Grundsätzlich ist es schwierig, zwei grundlegend unterschiedliche Systeme miteinander zu vergleichen. Denn der Preisunterschied für die Beteiligung von Metallverpackungen an den nationalen Systemen ist u. a. auf unterschiedlich hohe Recyclingziele in beiden Ländern zurückzuführen. Während in Österreich lediglich 50 Prozent der Metallverpackungen werkstofflich verwertet werden müssen, sind es in Deutschland 90 Prozent. Die höheren Recyclingziele haben einerseits höhere Anstrengungen bei der Sammlung und der Verwertung zur Folge, was sich andererseits auch in den Kosten niederschlägt. Mit Blick auf die positiven Umweltauswirkungen des Verpackungsrecyclings in Deutschland und die hohe Recyclingfähigkeit von Metallverpackungen, ist das meines Erachtens eine sich lohnende Investition.
PMM: Wie entwickeln sich die Kosten für die Entsorgung von Weißblech in Zukunft?

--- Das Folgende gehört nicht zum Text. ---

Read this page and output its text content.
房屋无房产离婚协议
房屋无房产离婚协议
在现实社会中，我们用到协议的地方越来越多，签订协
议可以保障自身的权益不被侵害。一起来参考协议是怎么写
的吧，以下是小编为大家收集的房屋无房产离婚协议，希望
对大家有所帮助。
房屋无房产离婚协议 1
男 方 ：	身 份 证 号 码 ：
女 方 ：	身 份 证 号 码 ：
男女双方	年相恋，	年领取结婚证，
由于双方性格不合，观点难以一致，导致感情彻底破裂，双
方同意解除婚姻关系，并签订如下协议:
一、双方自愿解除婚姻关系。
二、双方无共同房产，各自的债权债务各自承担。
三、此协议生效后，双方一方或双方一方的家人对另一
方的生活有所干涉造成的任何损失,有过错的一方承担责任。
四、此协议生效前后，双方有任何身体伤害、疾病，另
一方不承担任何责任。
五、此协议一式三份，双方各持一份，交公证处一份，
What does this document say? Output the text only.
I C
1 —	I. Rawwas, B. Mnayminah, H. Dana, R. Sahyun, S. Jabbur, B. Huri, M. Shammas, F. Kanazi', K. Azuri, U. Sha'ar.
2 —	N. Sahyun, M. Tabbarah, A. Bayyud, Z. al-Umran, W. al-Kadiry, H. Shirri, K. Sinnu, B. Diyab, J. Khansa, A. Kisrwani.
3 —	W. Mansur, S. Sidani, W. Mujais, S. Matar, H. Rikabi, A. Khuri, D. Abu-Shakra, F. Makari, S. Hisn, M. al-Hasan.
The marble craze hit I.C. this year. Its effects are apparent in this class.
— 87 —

Das hängt, wie bei den anderen Verpackungsmaterialien auch, von den unterschiedlichsten Faktoren ab, wie z. B. der Entwicklung der Logistik- und Sortierkosten oder aber auch der zukünftigen Vermarktungserlöse für die Sekundärrohstoffe. Beim Blick auf die aktuellen Recyclingquoten für Metallverpackungen in Deutschland ist nur gewiss, dass wir hier nicht mehr viel Spielraum nach oben haben.
Wir bedanken uns für das Gespräch.
Zur Person:
Diana Uschkoreit ist seit 1. Juli 2020 Geschäftsführerin bei BellandVision. Sie folgte seinerzeit auf Thomas Mehl, der in den Ruhestand ging. Diana Uschkoreit ist in der Branche bekannt und gilt als fachkompetente Persönlichkeit. Bevor sie ihr Amt als Geschäftsführerin antrat, war sie bei BellandVision als Vertriebsleiterin und Prokuristin tätig.